A variety of computational studies was undertaken to examine and establish the relative importance of open versus closed structures for unbranched secondary n-alkyl cations. First, the PW91 level of density functional theory was used to optimize over 20 minimum-energy structures of sec-pentyl, sec-hexyl, and sec-heptyl ions, demonstrating that closed structures are more stable than open ones on the potential energy surface (PES). Second, PW91 was used with a theoretical Andersen thermostat to perform a molecular dynamics simulation (150 ps) of C9H19+ at a typical catalytic temperature of 800 K, demonstrating that the structure preference is inverted on the free-energy surface.
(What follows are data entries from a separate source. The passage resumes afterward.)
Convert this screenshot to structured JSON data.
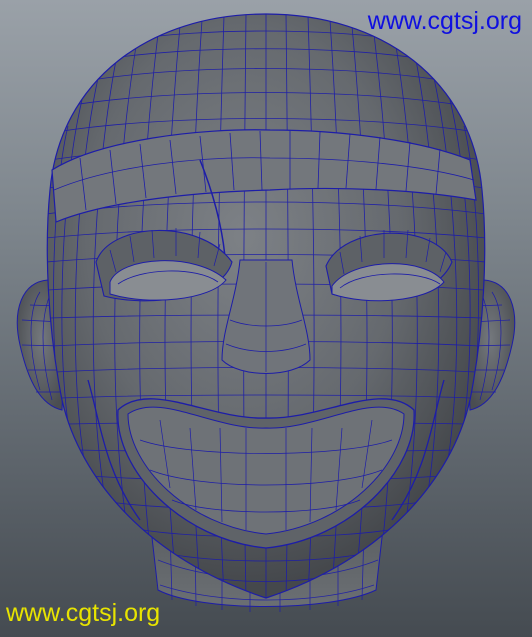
{
  "viewport": {
    "background_top": "#9aa1a8",
    "background_bottom": "#454b51"
  },
  "model": {
    "surface_color": "#6a6e73",
    "wireframe_color": "#1d1da8"
  },
  "watermarks": {
    "top_text": "www.cgtsj.org",
    "top_color": "#1010e0",
    "bottom_text": "www.cgtsj.org",
    "bottom_color": "#e8e400"
  }
}
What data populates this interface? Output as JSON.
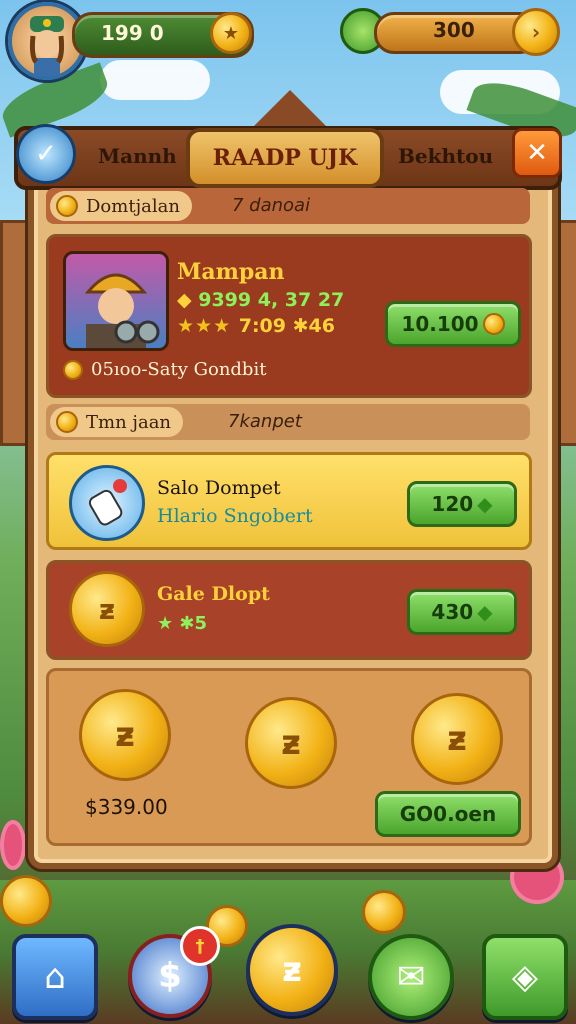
{
  "hud": {
    "left_value": "199 0",
    "right_value": "300"
  },
  "header": {
    "tab_left": "Mannh",
    "title": "RAADP UJK",
    "tab_right": "Bekhtou"
  },
  "section1": {
    "label": "Domtjalan",
    "right_text": "7 danoai",
    "card": {
      "name": "Mampan",
      "line1": "9399 4, 37 27",
      "line2": "7:09 ✱46",
      "price": "10.100",
      "footer": "05ıoo-Saty Gondbit"
    }
  },
  "section2": {
    "label": "Tmn jaan",
    "right_text": "7kanpet",
    "items": [
      {
        "title": "Salo Dompet",
        "subtitle": "Hlario Sngobert",
        "price": "120"
      },
      {
        "title": "Gale Dlopt",
        "subtitle": "★ ✱5",
        "price": "430"
      }
    ]
  },
  "coin_pack": {
    "price_label": "$339.00",
    "button": "GO0.oen"
  },
  "nav": {
    "badge": "†"
  }
}
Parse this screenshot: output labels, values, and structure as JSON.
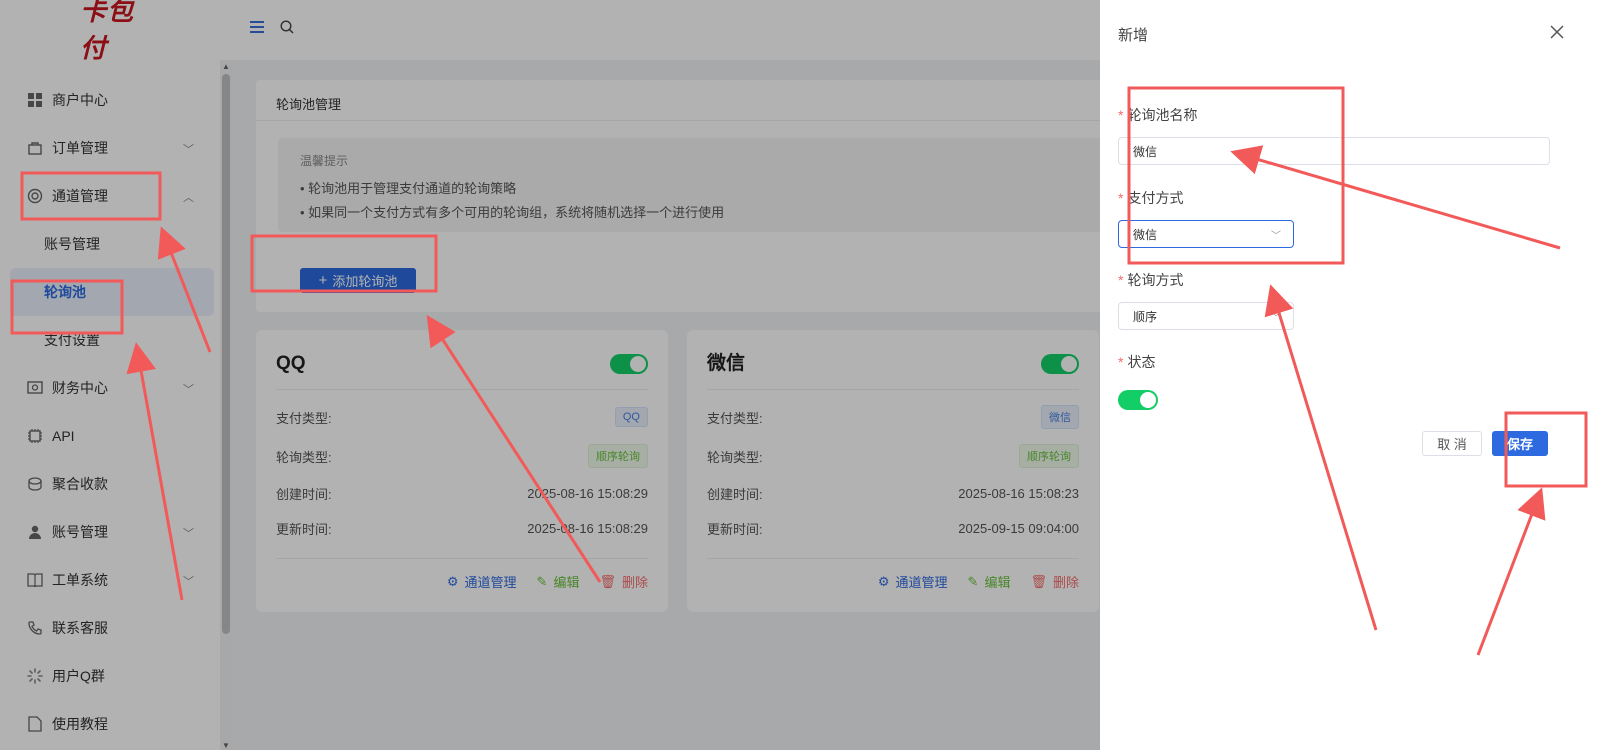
{
  "sidebar": {
    "logo": "卡包付",
    "menu": [
      {
        "label": "商户中心",
        "icon": "grid-icon"
      },
      {
        "label": "订单管理",
        "icon": "bag-icon",
        "chevron": "down"
      },
      {
        "label": "通道管理",
        "icon": "channel-icon",
        "chevron": "up"
      },
      {
        "label": "财务中心",
        "icon": "finance-icon",
        "chevron": "down"
      },
      {
        "label": "API",
        "icon": "chip-icon"
      },
      {
        "label": "聚合收款",
        "icon": "collect-icon"
      },
      {
        "label": "账号管理",
        "icon": "user-icon",
        "chevron": "down"
      },
      {
        "label": "工单系统",
        "icon": "book-icon",
        "chevron": "down"
      },
      {
        "label": "联系客服",
        "icon": "phone-icon"
      },
      {
        "label": "用户Q群",
        "icon": "loading-icon"
      },
      {
        "label": "使用教程",
        "icon": "doc-icon"
      }
    ],
    "submenu": [
      {
        "label": "账号管理",
        "active": false
      },
      {
        "label": "轮询池",
        "active": true
      },
      {
        "label": "支付设置",
        "active": false
      }
    ]
  },
  "panel": {
    "title": "轮询池管理",
    "tip_title": "温馨提示",
    "tip_lines": [
      "• 轮询池用于管理支付通道的轮询策略",
      "• 如果同一个支付方式有多个可用的轮询组，系统将随机选择一个进行使用"
    ],
    "add_button": "添加轮询池"
  },
  "cards": [
    {
      "title": "QQ",
      "enabled": true,
      "pay_type_label": "支付类型:",
      "pay_type": "QQ",
      "poll_type_label": "轮询类型:",
      "poll_type": "顺序轮询",
      "created_label": "创建时间:",
      "created": "2025-08-16 15:08:29",
      "updated_label": "更新时间:",
      "updated": "2025-08-16 15:08:29",
      "actions": {
        "channel": "通道管理",
        "edit": "编辑",
        "delete": "删除"
      }
    },
    {
      "title": "微信",
      "enabled": true,
      "pay_type_label": "支付类型:",
      "pay_type": "微信",
      "poll_type_label": "轮询类型:",
      "poll_type": "顺序轮询",
      "created_label": "创建时间:",
      "created": "2025-08-16 15:08:23",
      "updated_label": "更新时间:",
      "updated": "2025-09-15 09:04:00",
      "actions": {
        "channel": "通道管理",
        "edit": "编辑",
        "delete": "删除"
      }
    }
  ],
  "drawer": {
    "title": "新增",
    "name_label": "轮询池名称",
    "name_value": "微信",
    "pay_label": "支付方式",
    "pay_value": "微信",
    "poll_label": "轮询方式",
    "poll_value": "顺序",
    "status_label": "状态",
    "status_on": true,
    "cancel": "取 消",
    "save": "保存"
  },
  "colors": {
    "primary": "#2d6ae0",
    "success": "#13ce66",
    "danger": "#f56c6c",
    "annotation": "#f25a5a",
    "logo": "#c8161d"
  }
}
Third, both quantum (rigid-rotor/harmonic oscillator) and classical partition functions were used to demonstrate that the simulated structure-opening at catalytic temperatures is due to the floppiness of the open forms, which improves its free energy by both lowering its zero-point vibrational energy and increasing its molecular entropy. The particular conformer of the preferred open form (at 800 K) is dependent on length of alkyl ion, with pentyl ions preferring syn/anti structures but longer ions preferring open-clinal ones. These results, plus an additional set of PES optimized structures from an alternative level of theory (MP2/6-31G(d,p)), are used to discuss the likely nature of secondary n-alkyl ions.